The market for some of the top hitters figures to begin taking shape today as the GM Meetings kick off in Phoenix, and the Mariners are already being connected to arguably the top two bats on the market. Ken Rosenthal of FOX Sports tweeted last night that the M’s have interest in Hanley Ramirez, although one source gave him the impression that Seattle’s priority is Victor Martinez. However, Bob Nightengale of USA Today Sports tweets that the Mariners are “aggressively pursuing” Ramirez and have expressed to his camp how badly the team wishes to sign him.

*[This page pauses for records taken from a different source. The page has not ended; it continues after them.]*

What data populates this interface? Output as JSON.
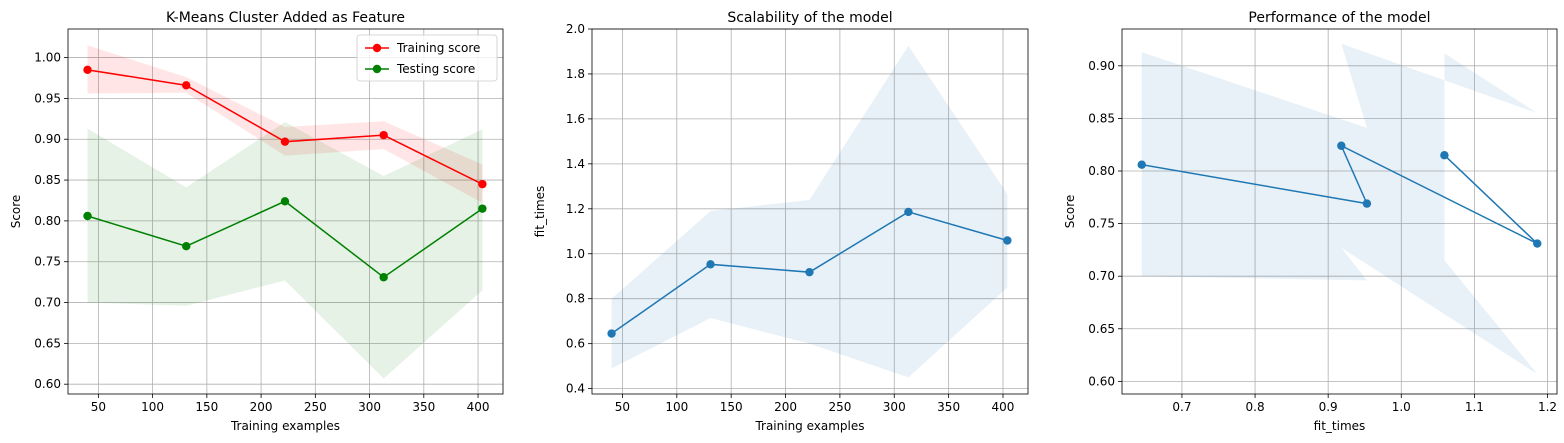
{
  "chart_data": [
    {
      "type": "line",
      "title": "K-Means Cluster Added as Feature",
      "xlabel": "Training examples",
      "ylabel": "Score",
      "xlim": [
        22,
        423
      ],
      "ylim": [
        0.588,
        1.035
      ],
      "xticks": [
        50,
        100,
        150,
        200,
        250,
        300,
        350,
        400
      ],
      "yticks": [
        0.6,
        0.65,
        0.7,
        0.75,
        0.8,
        0.85,
        0.9,
        0.95,
        1.0
      ],
      "ytick_decimals": 2,
      "grid": true,
      "legend": "top-right",
      "x": [
        40,
        131,
        222,
        313,
        404
      ],
      "series": [
        {
          "name": "Training score",
          "color": "#ff0000",
          "fill": "#ff0000",
          "fill_opacity": 0.1,
          "values": [
            0.985,
            0.966,
            0.897,
            0.905,
            0.845
          ],
          "band_low": [
            0.956,
            0.957,
            0.88,
            0.888,
            0.822
          ],
          "band_high": [
            1.015,
            0.976,
            0.915,
            0.922,
            0.869
          ]
        },
        {
          "name": "Testing score",
          "color": "#008000",
          "fill": "#008000",
          "fill_opacity": 0.1,
          "values": [
            0.806,
            0.769,
            0.824,
            0.731,
            0.815
          ],
          "band_low": [
            0.7,
            0.696,
            0.727,
            0.607,
            0.715
          ],
          "band_high": [
            0.913,
            0.841,
            0.921,
            0.855,
            0.912
          ]
        }
      ]
    },
    {
      "type": "line",
      "title": "Scalability of the model",
      "xlabel": "Training examples",
      "ylabel": "fit_times",
      "xlim": [
        22,
        423
      ],
      "ylim": [
        0.376,
        2.0
      ],
      "xticks": [
        50,
        100,
        150,
        200,
        250,
        300,
        350,
        400
      ],
      "yticks": [
        0.4,
        0.6,
        0.8,
        1.0,
        1.2,
        1.4,
        1.6,
        1.8,
        2.0
      ],
      "ytick_decimals": 1,
      "grid": true,
      "x": [
        40,
        131,
        222,
        313,
        404
      ],
      "series": [
        {
          "color": "#1f77b4",
          "fill": "#1f77b4",
          "fill_opacity": 0.1,
          "values": [
            0.645,
            0.953,
            0.918,
            1.186,
            1.059
          ],
          "band_low": [
            0.49,
            0.714,
            0.6,
            0.45,
            0.85
          ],
          "band_high": [
            0.8,
            1.19,
            1.24,
            1.925,
            1.266
          ]
        }
      ]
    },
    {
      "type": "line",
      "title": "Performance of the model",
      "xlabel": "fit_times",
      "ylabel": "Score",
      "xlim": [
        0.618,
        1.213
      ],
      "ylim": [
        0.588,
        0.935
      ],
      "xticks": [
        0.7,
        0.8,
        0.9,
        1.0,
        1.1,
        1.2
      ],
      "yticks": [
        0.6,
        0.65,
        0.7,
        0.75,
        0.8,
        0.85,
        0.9
      ],
      "ytick_decimals": 2,
      "xtick_decimals": 1,
      "grid": true,
      "x": [
        0.645,
        0.953,
        0.918,
        1.186,
        1.059
      ],
      "series": [
        {
          "color": "#1f77b4",
          "fill": "#1f77b4",
          "fill_opacity": 0.1,
          "values": [
            0.806,
            0.769,
            0.824,
            0.731,
            0.815
          ],
          "band_low": [
            0.7,
            0.696,
            0.727,
            0.607,
            0.715
          ],
          "band_high": [
            0.913,
            0.841,
            0.921,
            0.855,
            0.912
          ]
        }
      ]
    }
  ]
}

Ramirez could fill the Mariners’ hole at shortstop, and while his defense there is no longer a plus (it is, in fact, considered to be a significant negative), his bat would be an unequivocal upgrade over the combined .239/.295/.344 batting line posted by Seattle shortstops last season. There’s also the possibility that the Mariners could have a mind to put Ramirez in a corner outfield spot after he told teams last week that he’s willing to play anywhere on the diamond, though that seems unlikely, as Ramirez hasn’t played a game in the outfield in the Majors or Minors.
If there Mariners do indeed sign Ramirez, one has to wonder what it means for the future of shortstop Brad Miller. After opening the season as Seattle’s shortstop, Miller, 24, found himself unable to repeat the offensive success he showed in 2013. He struggled to a .221/.288/.365 batting line but played at least passable, if not above average defense at shortstop and is a sound baserunner. It’s possible that he could fill a utility role based on that ability at short, though other teams would likely have interest in acquiring Miller, who just recently turned 25. The Mariners also have Chris Taylor, 24, in their ranks, and Taylor was fairly impressive late in the season. He batted .287/.347/.346 in 151 plate appearances, although that line was bloated by a .398 average on balls in play. Taylor also whiffed in nearly 26 percent of his plate appearances and showed minimal power (eight doubles, no homers) after also showing limited pop throughout his minor league career.
The Mariners were one of the possible destinations listed for Ramirez in Zach Links’ Free Agent Profile of him last week. Zach ultimately predicted a six-year, $132MM contract for Ramirez. While a contract in that range is of course a steep price to pay, it pales in comparison to the 10-year, $240MM contract the M’s doled out to Robinson Cano last offseason. The Mariners also have a rising payroll thanks to a new television deal and their success in 2014, and the only two long-term pacts they have on the books are Cano and Felix Hernandez (though that duo is significant). Rosenthal does note that some sources with whom he’s spoken doubt that the Mariners would want to take on another $100MM+ contract.
Many have speculated that the Mariners will show strong interest in the soon-to-be 36-year-old Martinez, who is said to be seeking a four-year deal. Seattle designated hitters batted just .206/.276/.335 last season, so Martinez would represent a similarly large offensive upgrade for the team. Unlike Ramirez, adding Martinez wouldn’t unseat any young players such as Miller and Taylor, and the price tag, while still steep, could be half as much as that of Ramirez over a span of two fewer years. Of course, there’s also more concern for offensive decline with Martinez, who is entering his age-36 season, while Ramirez is entering his age-31 campaign.
Both Ramirez and Martinez received qualifying offers from their former clubs, but both are considered locks to reject the QO in search of a large multi-year deal. That means the Mariners would have to forfeit the No. 21 overall pick in order to sign either player. Should they sign both — which seems unlikely, though not impossible — the team would forfeit its first- and second-round selections. I listed both Ramirez and Martinez as possible fits for the M’s in their Offseason Outlook last month.